Woolsey outlined as to what can and cannot be declassified. To 
me, the key difference here is that our committee, the 
Historical Advisory Committee, would not go away, and that 
meant it had to be dealt with in a straightforward, honest, 
responsible manner; and the result has been positive.
    Chairman Thompson. Mr. Woolsey, you, perhaps, are the only 
one here that has been on the receiving end of declassification 
advice from organizations that might be analogous to the 
proposed board. What was your experience as Director of CIA 
with bodies such as the CIA's Historical Review Panel, the 
Interagency Classification Appeals Panel and Security Policy 
Advisory Board? How useful did you find the advice from such 
organizations? Did they make recommendations to you or others 
about these matters? Did they ever offer their opinions on any 
special search or other similar undertaking? Did they ever talk 
you out of a search or help you do so?
    Mr. Woolsey. I did not get too involved in decisions about 
individual searches, Mr. Chairman. As a general rule, I took 
over the DCI job in early 1993, just a little more than a year 
after, essentially, the demise of the Soviet Union and the end 
of the Cold War. So, it was fairly early in the transitional 
period and, to be, I think, fair to the people who were 
involved in this, they understandably still had, in many ways, 
a kind of a Cold War mentality about this issue, especially 
with respect to releasing material about Russia, China, Eastern 
Europe and the like.
    But my predecessor, Bob Gates, had made a very good 
beginning by ordering the release of a number of estimates of 
the Soviet Union on the very excellent theory that since the 
Soviet Union did not exist anymore, one could have a 
considerably more liberal attitude toward releasing estimates 
than, say, with respect to China, which very much still existed 
with the same government that it had during the Cold War and 
for which release of some types of estimates could create 
political and diplomatic problems. But the Soviet Union was 
gone. They were just starting to come to terms with that, and I 
think there was some enthusiasm among some of the top people 
for following on Bob's initiative, and that is what led us to 
take, first, an initial look at these Cold War covert actions, 
and for me to order the release of a number of those.

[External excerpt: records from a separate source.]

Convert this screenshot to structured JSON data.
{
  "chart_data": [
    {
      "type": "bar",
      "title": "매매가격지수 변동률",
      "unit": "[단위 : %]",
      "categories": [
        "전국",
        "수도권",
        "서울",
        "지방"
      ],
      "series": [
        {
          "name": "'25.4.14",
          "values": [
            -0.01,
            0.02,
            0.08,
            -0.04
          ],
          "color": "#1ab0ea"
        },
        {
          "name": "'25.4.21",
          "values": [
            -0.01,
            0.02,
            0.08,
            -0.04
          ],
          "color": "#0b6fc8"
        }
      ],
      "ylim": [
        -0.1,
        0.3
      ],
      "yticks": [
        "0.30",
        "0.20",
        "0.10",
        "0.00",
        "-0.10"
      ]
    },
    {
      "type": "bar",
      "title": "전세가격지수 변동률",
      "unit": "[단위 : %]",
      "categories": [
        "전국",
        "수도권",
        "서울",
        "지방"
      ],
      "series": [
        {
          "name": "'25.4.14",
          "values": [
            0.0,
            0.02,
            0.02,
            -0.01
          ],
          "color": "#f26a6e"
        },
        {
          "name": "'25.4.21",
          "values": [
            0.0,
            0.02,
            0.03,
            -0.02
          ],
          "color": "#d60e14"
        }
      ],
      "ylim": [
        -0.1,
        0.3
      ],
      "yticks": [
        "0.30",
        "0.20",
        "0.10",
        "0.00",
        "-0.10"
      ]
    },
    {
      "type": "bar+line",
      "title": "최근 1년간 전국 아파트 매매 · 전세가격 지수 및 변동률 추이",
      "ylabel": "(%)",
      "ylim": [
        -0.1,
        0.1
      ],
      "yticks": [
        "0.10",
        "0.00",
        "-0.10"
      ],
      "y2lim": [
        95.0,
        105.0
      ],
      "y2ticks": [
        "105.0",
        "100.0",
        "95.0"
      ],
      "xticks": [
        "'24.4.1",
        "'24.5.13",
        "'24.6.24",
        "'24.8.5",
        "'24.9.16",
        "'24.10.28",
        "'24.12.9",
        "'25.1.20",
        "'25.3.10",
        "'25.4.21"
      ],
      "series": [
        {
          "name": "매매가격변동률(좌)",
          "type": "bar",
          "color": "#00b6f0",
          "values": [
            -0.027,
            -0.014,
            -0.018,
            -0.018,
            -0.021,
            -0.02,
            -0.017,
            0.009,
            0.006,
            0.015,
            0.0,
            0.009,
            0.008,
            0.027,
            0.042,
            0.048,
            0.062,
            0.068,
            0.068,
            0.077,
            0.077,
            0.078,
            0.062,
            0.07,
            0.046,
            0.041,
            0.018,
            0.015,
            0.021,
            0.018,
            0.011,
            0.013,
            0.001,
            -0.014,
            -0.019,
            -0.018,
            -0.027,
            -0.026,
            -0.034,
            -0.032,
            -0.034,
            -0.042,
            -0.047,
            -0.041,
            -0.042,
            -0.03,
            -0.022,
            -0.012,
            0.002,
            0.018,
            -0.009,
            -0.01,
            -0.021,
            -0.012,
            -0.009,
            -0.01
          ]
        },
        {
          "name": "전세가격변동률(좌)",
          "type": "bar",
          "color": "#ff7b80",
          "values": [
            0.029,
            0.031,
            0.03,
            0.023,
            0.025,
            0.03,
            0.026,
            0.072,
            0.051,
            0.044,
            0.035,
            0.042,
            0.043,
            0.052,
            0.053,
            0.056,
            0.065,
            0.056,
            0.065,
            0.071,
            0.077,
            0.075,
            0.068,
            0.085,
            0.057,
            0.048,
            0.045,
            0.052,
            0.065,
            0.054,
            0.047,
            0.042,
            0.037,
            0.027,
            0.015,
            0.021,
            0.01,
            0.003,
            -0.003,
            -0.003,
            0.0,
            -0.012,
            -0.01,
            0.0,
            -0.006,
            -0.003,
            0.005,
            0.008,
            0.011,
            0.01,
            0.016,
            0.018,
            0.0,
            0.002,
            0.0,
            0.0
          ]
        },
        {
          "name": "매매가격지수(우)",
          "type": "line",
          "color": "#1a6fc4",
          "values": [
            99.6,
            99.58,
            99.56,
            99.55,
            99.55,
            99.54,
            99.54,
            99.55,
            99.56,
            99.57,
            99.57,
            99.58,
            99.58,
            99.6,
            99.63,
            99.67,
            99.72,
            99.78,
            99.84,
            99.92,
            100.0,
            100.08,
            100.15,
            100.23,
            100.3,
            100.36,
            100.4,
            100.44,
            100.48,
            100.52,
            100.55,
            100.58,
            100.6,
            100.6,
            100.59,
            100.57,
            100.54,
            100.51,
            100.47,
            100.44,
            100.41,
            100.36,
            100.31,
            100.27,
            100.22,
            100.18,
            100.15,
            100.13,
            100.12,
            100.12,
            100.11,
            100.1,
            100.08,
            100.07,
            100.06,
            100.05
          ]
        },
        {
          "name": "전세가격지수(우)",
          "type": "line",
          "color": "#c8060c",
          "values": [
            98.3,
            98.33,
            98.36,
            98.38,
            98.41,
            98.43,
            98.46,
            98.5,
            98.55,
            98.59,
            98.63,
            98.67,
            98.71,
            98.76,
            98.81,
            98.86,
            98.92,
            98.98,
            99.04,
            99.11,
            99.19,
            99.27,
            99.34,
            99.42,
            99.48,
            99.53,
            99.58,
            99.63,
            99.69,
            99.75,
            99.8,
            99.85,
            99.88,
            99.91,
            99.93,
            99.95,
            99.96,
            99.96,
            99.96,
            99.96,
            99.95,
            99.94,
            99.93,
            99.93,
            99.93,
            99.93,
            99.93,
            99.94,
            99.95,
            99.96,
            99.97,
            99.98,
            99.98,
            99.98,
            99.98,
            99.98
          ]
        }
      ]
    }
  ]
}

    I was disappointed later to find, within the last few 
years, that some of that material did not exist or was not 
released for one reason or another. Some of it was released. 
But that was, frankly, my major involvement, not individual 
searches or individual material. What would happen is you would 
continually get, at budget time, the poor people who had to do 
this coming up and saying, ``Look we have reduced our backlog 
on FOIA requests by such-and-such, our backlog on this by so-
and-so much, but we are losing ground because we are getting 
all of these special searches and so forth.''
    It is a continual struggle, largely over money, because you 
can do a lot of these documents and do them intelligently if 
you are willing to pay for it. There are a number of retirees 
around Washington area who have expertise and are quite bright 
and able people who are willing, on a part-time basis, to come 
in and read through materials, some of which they were familiar 
with when they were on the inside, and to make these kinds of 
judgments. But they have to be paid. That is what it really 
almost always comes down to: Are the intelligence committees 
and the appropriations committees willing to fund things like 
substantial increases in payments for retirees, to come back 
and read through records? That is what it really kind of comes 
down to.
    Chairman Thompson. Gentlemen, thank you very much. It is 
past noon now, and I think we ought to adjourn. But this has 
been extremely helpful. Under Senator Moynihan's leadership, 
perhaps we can move the ball down the field a little bit 
further with regard to this complex, difficult issue.
    Thank you very much for your cooperation and your testimony 
today. The record will remain open for 2 weeks following the 
close of this hearing.
    [Whereupon, at 12.11 a.m., the Committee was adjourned.]